The DFM reported a massive 167% jump in 2014 profits to US$ 207 million as revenue rose 109% to US$ 255 million. Total trading value for the year surged 139% to US$ 104.0 billion.

The DFMI started the week trading on Sunday at 3674 and recovered all of the previous week’s losses by surging 5.8% to close at 3887 on Thursday (3.0% higher than its January opening of 3774). Bellwether stocks, Emaar Properties and Arabtec, were trading at US$ 1.99 and US$ 0.84 – up 8.7% and 6.3%, in turn, on the week.

In a bid to boost growth, Australia became the latest country to cut rates to a historic low of 2.25%. The 25 basis points reduction resulted in a fall in the dollar to 0.766 to the US$ and a 1.1% jump in the stock market. This seems a deliberate move by the Reserve Bank to ensure that the overvalued currency continues in a southward direction, especially because commodity prices have fallen off sharply. Political turmoil may well see the demise of Tony Abbott as Prime Minister next week but this attempt will probably fail.

Barack Obama is hoping to raise an additional US$ 238 billion as he plans to close a tax loophole by which many US firms avoid paying tax on overseas profits, The money raised, by imposing an initial 14% levy in 2016 and thereafter a 19% annual tax,  will be used for road projects. The top five companies with most money stashed overseas are GE (with an estimated US$ 110 billion), Microsoft, Apple, Merck and Pfizer, Whether Congress agrees remains to be seen.

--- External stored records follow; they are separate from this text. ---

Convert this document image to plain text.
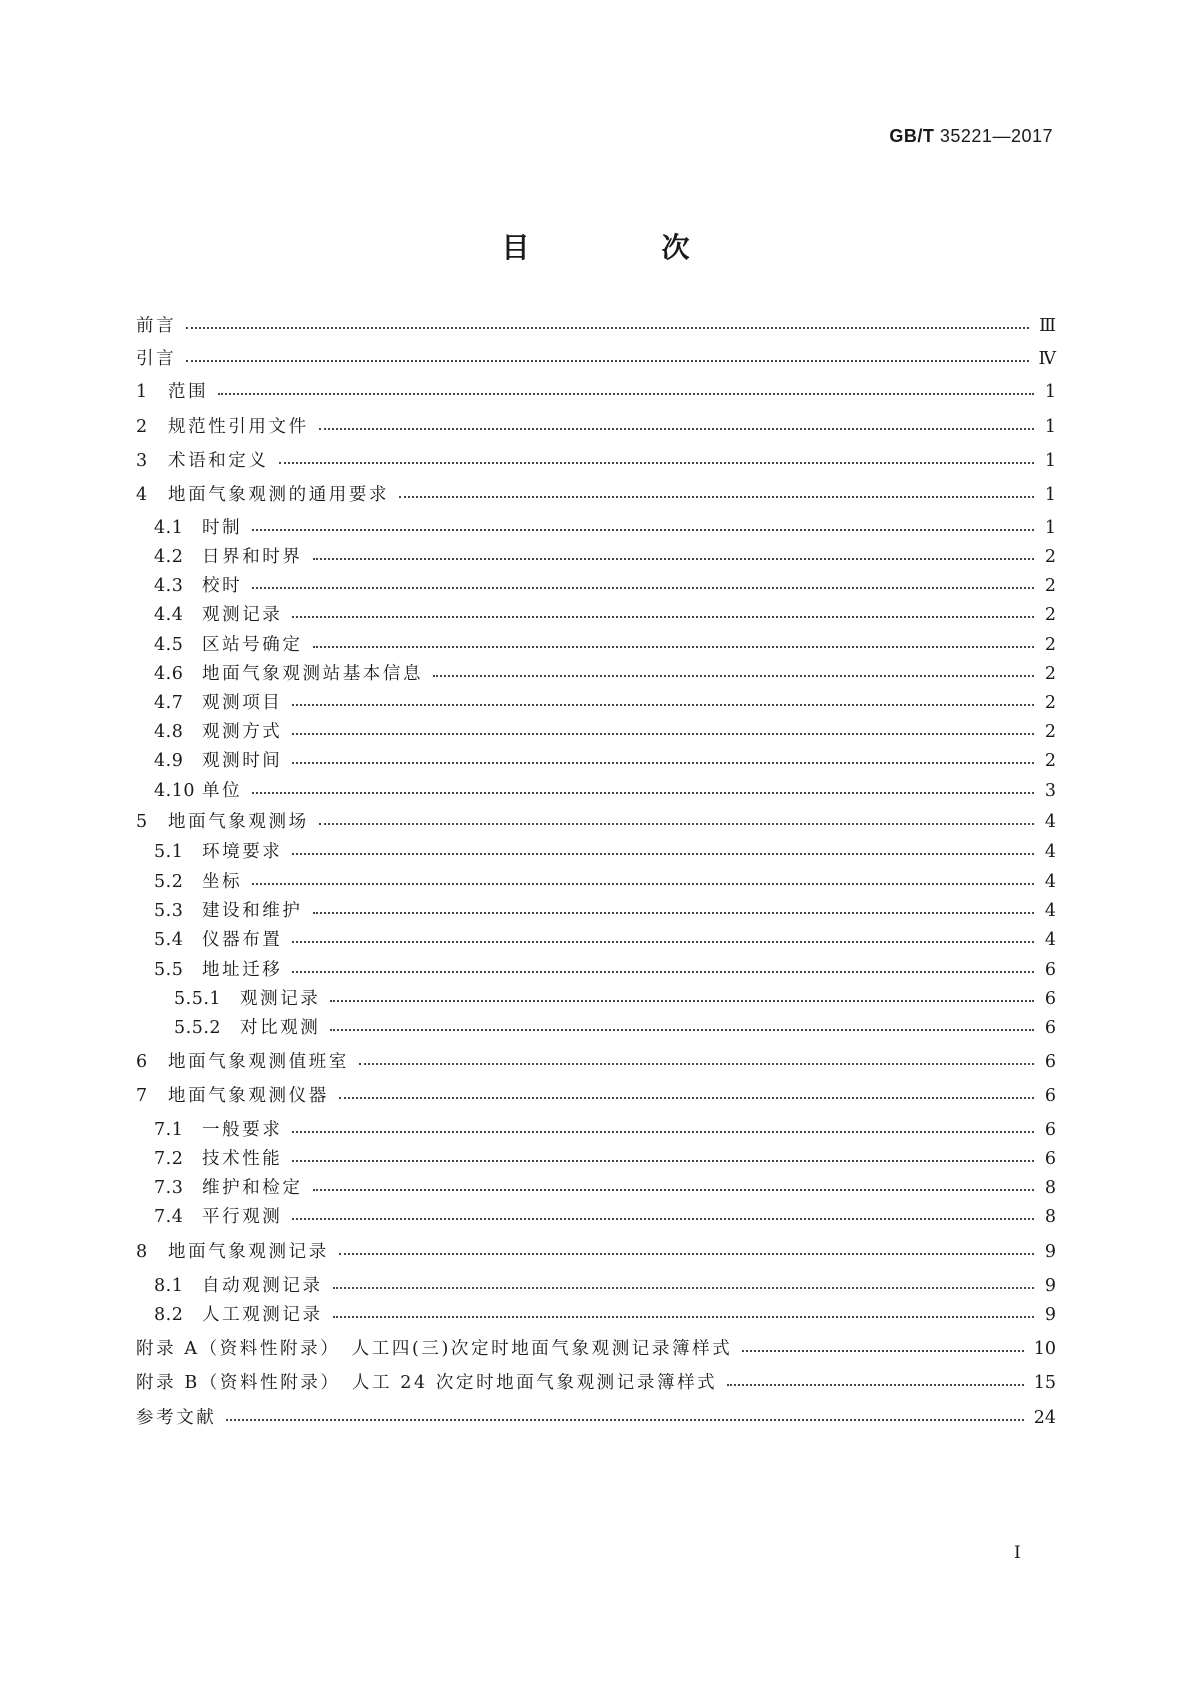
GB/T 35221—2017
目　次
前言	Ⅲ
引言	Ⅳ
1	范围	1
2	规范性引用文件	1
3	术语和定义	1
4	地面气象观测的通用要求	1
4.1	时制	1
4.2	日界和时界	2
4.3	校时	2
4.4	观测记录	2
4.5	区站号确定	2
4.6	地面气象观测站基本信息	2
4.7	观测项目	2
4.8	观测方式	2
4.9	观测时间	2
4.10 单位	3
5	地面气象观测场	4
5.1	环境要求	4
5.2	坐标	4
5.3	建设和维护	4
5.4	仪器布置	4
5.5	地址迁移	6
5.5.1	观测记录	6
5.5.2	对比观测	6
6	地面气象观测值班室	6
7	地面气象观测仪器	6
7.1	一般要求	6
7.2	技术性能	6
7.3	维护和检定	8
7.4	平行观测	8
8	地面气象观测记录	9
8.1	自动观测记录	9
8.2	人工观测记录	9
附录 A（资料性附录）　人工四(三)次定时地面气象观测记录簿样式	10
附录 B（资料性附录）　人工 24 次定时地面气象观测记录簿样式	15
参考文献	24
Ⅰ
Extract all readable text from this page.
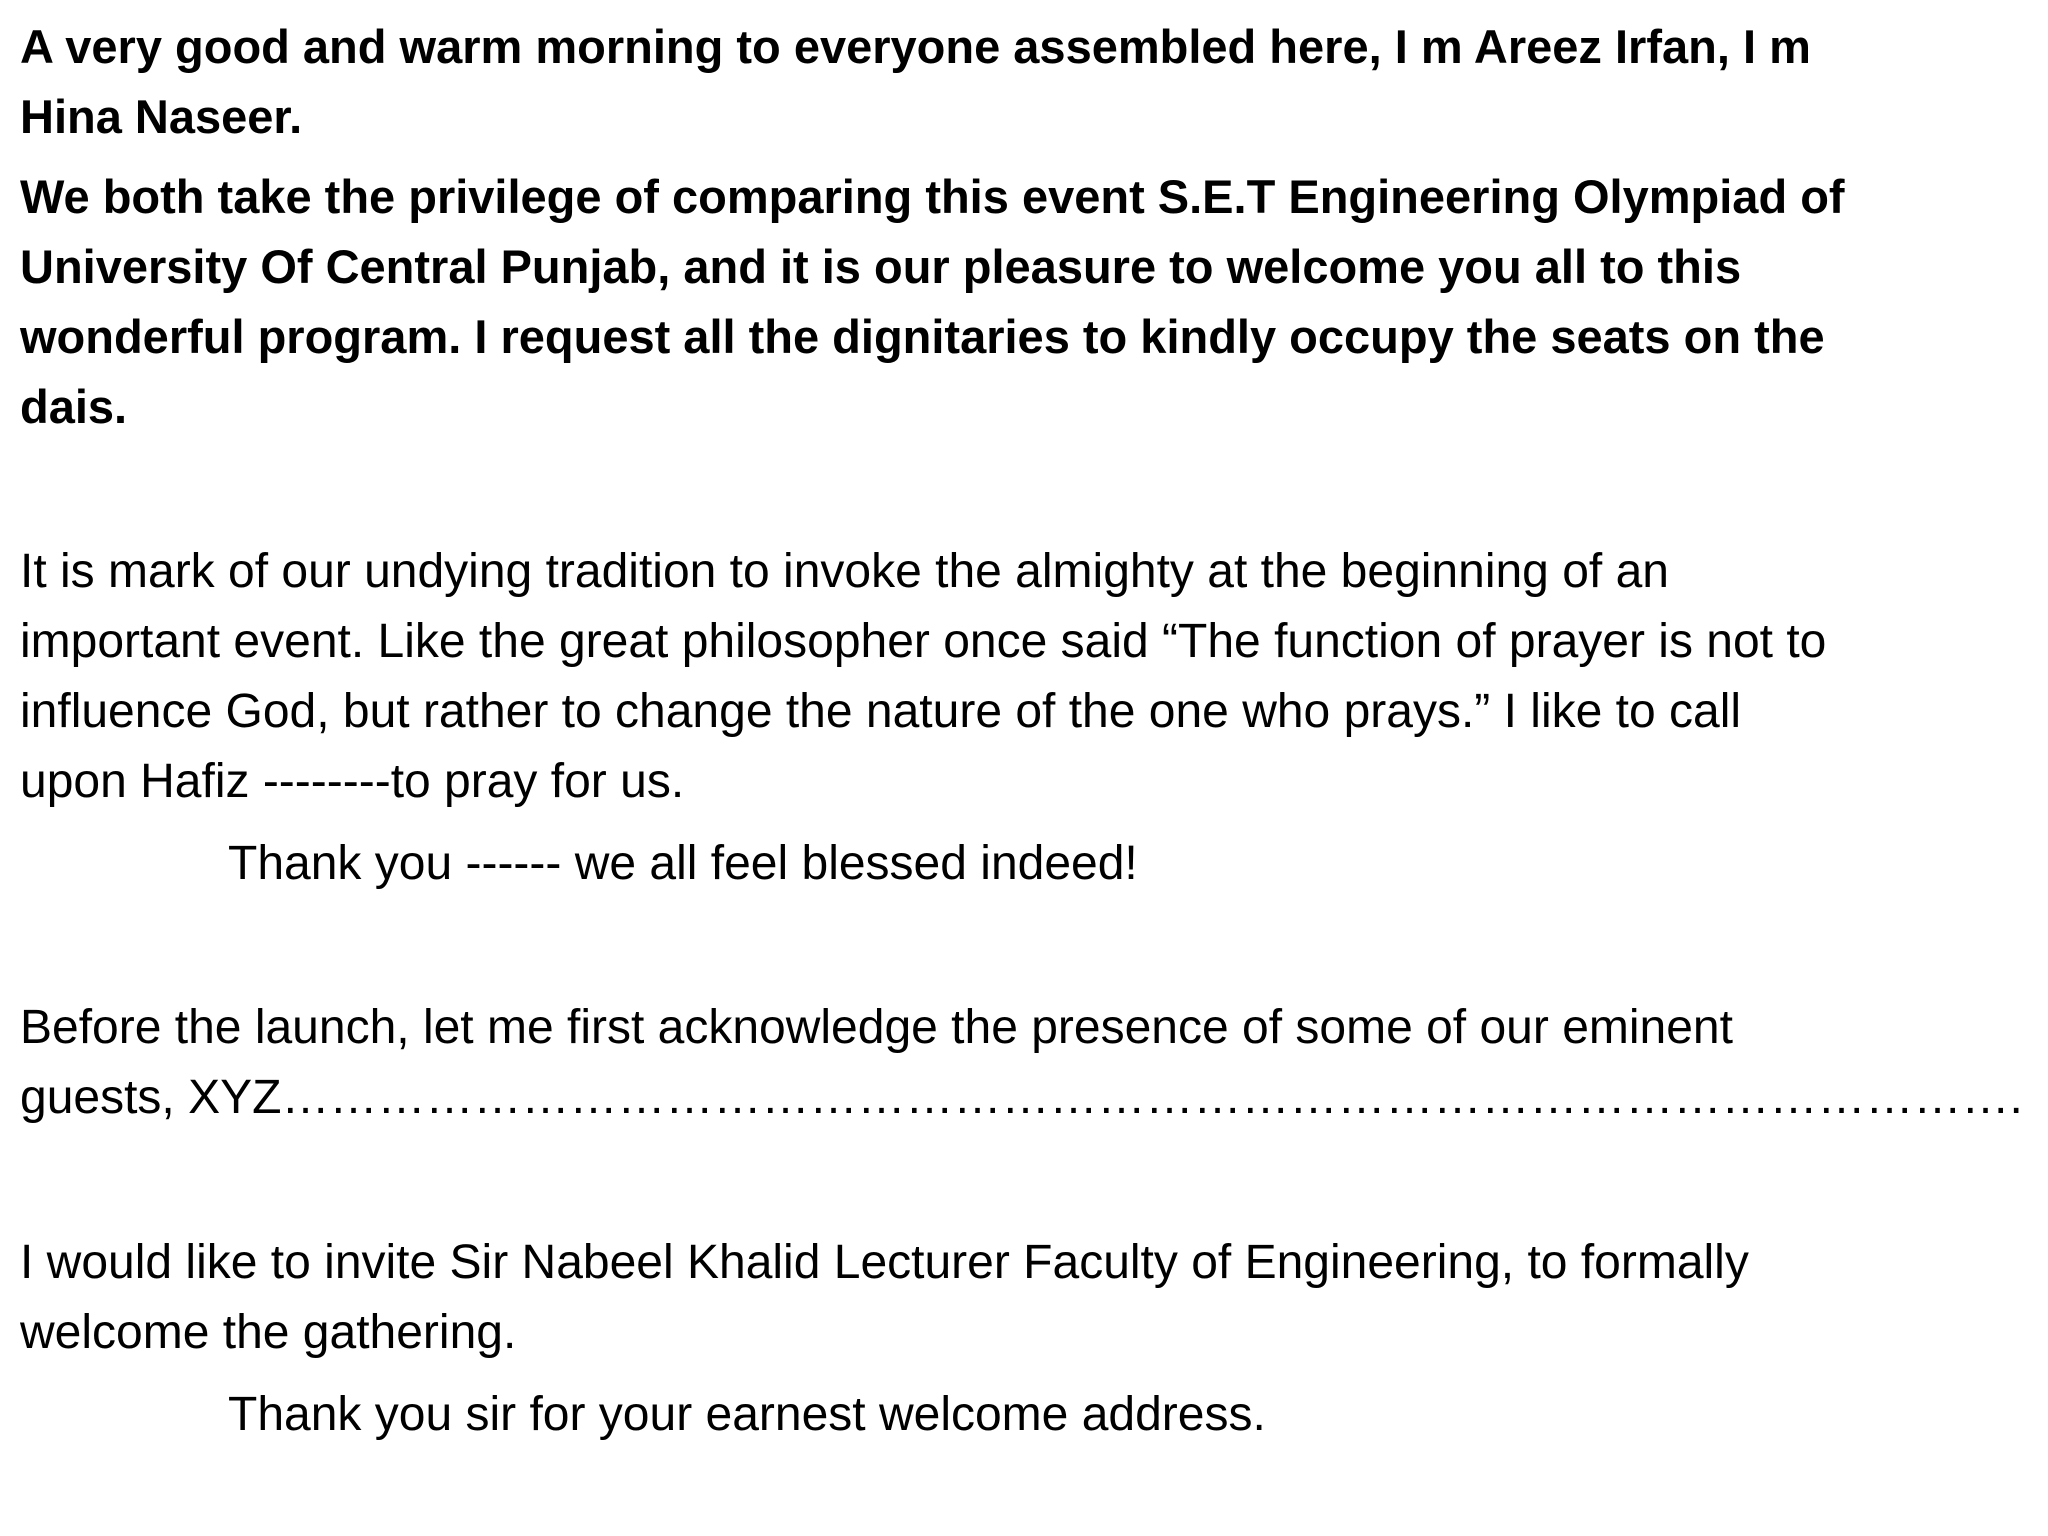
A very good and warm morning to everyone assembled here, I m Areez Irfan, I m
Hina Naseer.
We both take the privilege of comparing this event S.E.T Engineering Olympiad of
University Of Central Punjab, and it is our pleasure to welcome you all to this
wonderful program. I request all the dignitaries to kindly occupy the seats on the
dais.
It is mark of our undying tradition to invoke the almighty at the beginning of an
important event. Like the great philosopher once said “The function of prayer is not to
influence God, but rather to change the nature of the one who prays.” I like to call
upon Hafiz --------to pray for us.
Thank you ------ we all feel blessed indeed!
Before the launch, let me first acknowledge the presence of some of our eminent
guests, XYZ……………………………………………………………………………………………….
I would like to invite Sir Nabeel Khalid Lecturer Faculty of Engineering, to formally
welcome the gathering.
Thank you sir for your earnest welcome address.
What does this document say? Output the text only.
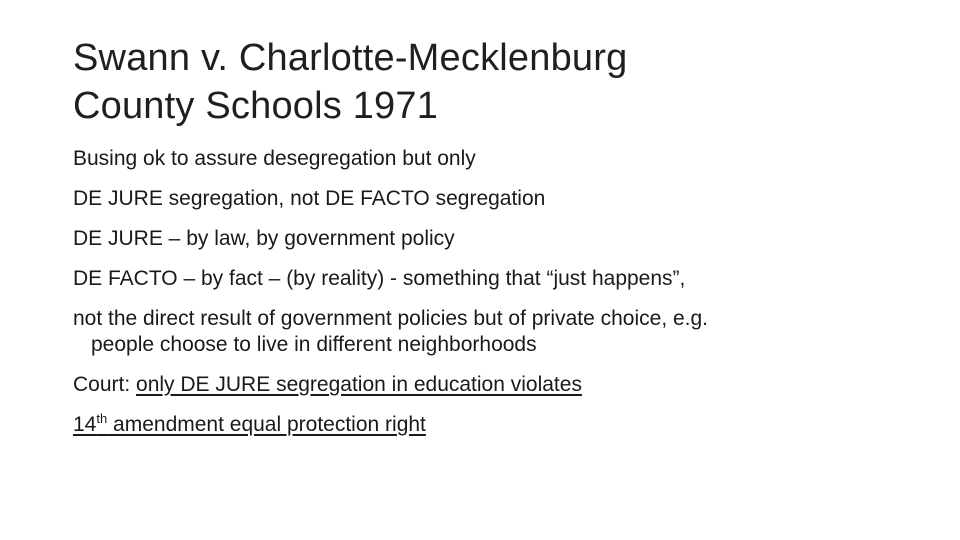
Swann v. Charlotte-Mecklenburg
County Schools 1971
Busing ok to assure desegregation but only
DE JURE segregation, not DE FACTO segregation
DE JURE – by law, by government policy
DE FACTO – by fact – (by reality) - something that “just happens”,
not the direct result of government policies but of private choice, e.g.
people choose to live in different neighborhoods
Court: only DE JURE segregation in education violates
14th amendment equal protection right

Amazingly still behind the UK’s 3.2%, the US recorded annual 2.4% growth in 2014 but there were warning signs with December returns showing a growing trade deficit and lower business spending. Although there was a December dip in consumer spending (which accounts for 67% of the country’s economic activity), one of the positive indicators was the 4.3% annual jump, attributable to fact that pump prices have fallen 43% over the past six months.

As oil prices have plummeted, the knock on effect is that it has speeded up the rate of deflation in the eurozone with January levels down 0.6% compared to the previous year, as energy prices dropped 8.9%. The main problem is the repayment of debt; falling incomes result in borrowers having difficulty settling liabilities whilst governments see a shortfall in tax revenue.

It is estimated that the 60% drop in oil prices may have contributed an additional US$ 175 billion for consumer spending in the US; as this sector accounts for 67% of the country’s economy, this will fuel confidence and help speed up growth which in Q4 was at an annualised 2.6% – weaker than market expectations.

One casualty of the drastic fall in oil prices was Royal Shell, as the Dutch oil company announced that it was slashing spending by US$ 15 billion over the next three years. Last year, the company reported a 14.0% jump in profits to US$ 6.2 billion.

Despite Chancellor Merkel’s assertion ruling out any further debt relief for the beleaguered Greek economy, Prime Minister Alexis Tsipras is still following his anti-austerity stance and to drastically amend the terms of the current rescue package. In 2012, the country saw US$ 113 billion written off as creditors and banks took a reluctant “haircut” but even now the total outstanding is US$ 356 billion, equivalent to 175% of GDP. The economy has seen a 25% contraction since the start of the crisis and has frightening unemployment levels – 25% of adults and 50% of youths are out of work. There is no doubt that if the impasse is not breached then “Grexit” is one step nearer moreso because both the main protagonists’ mantra seems to be I Won’t Back Down!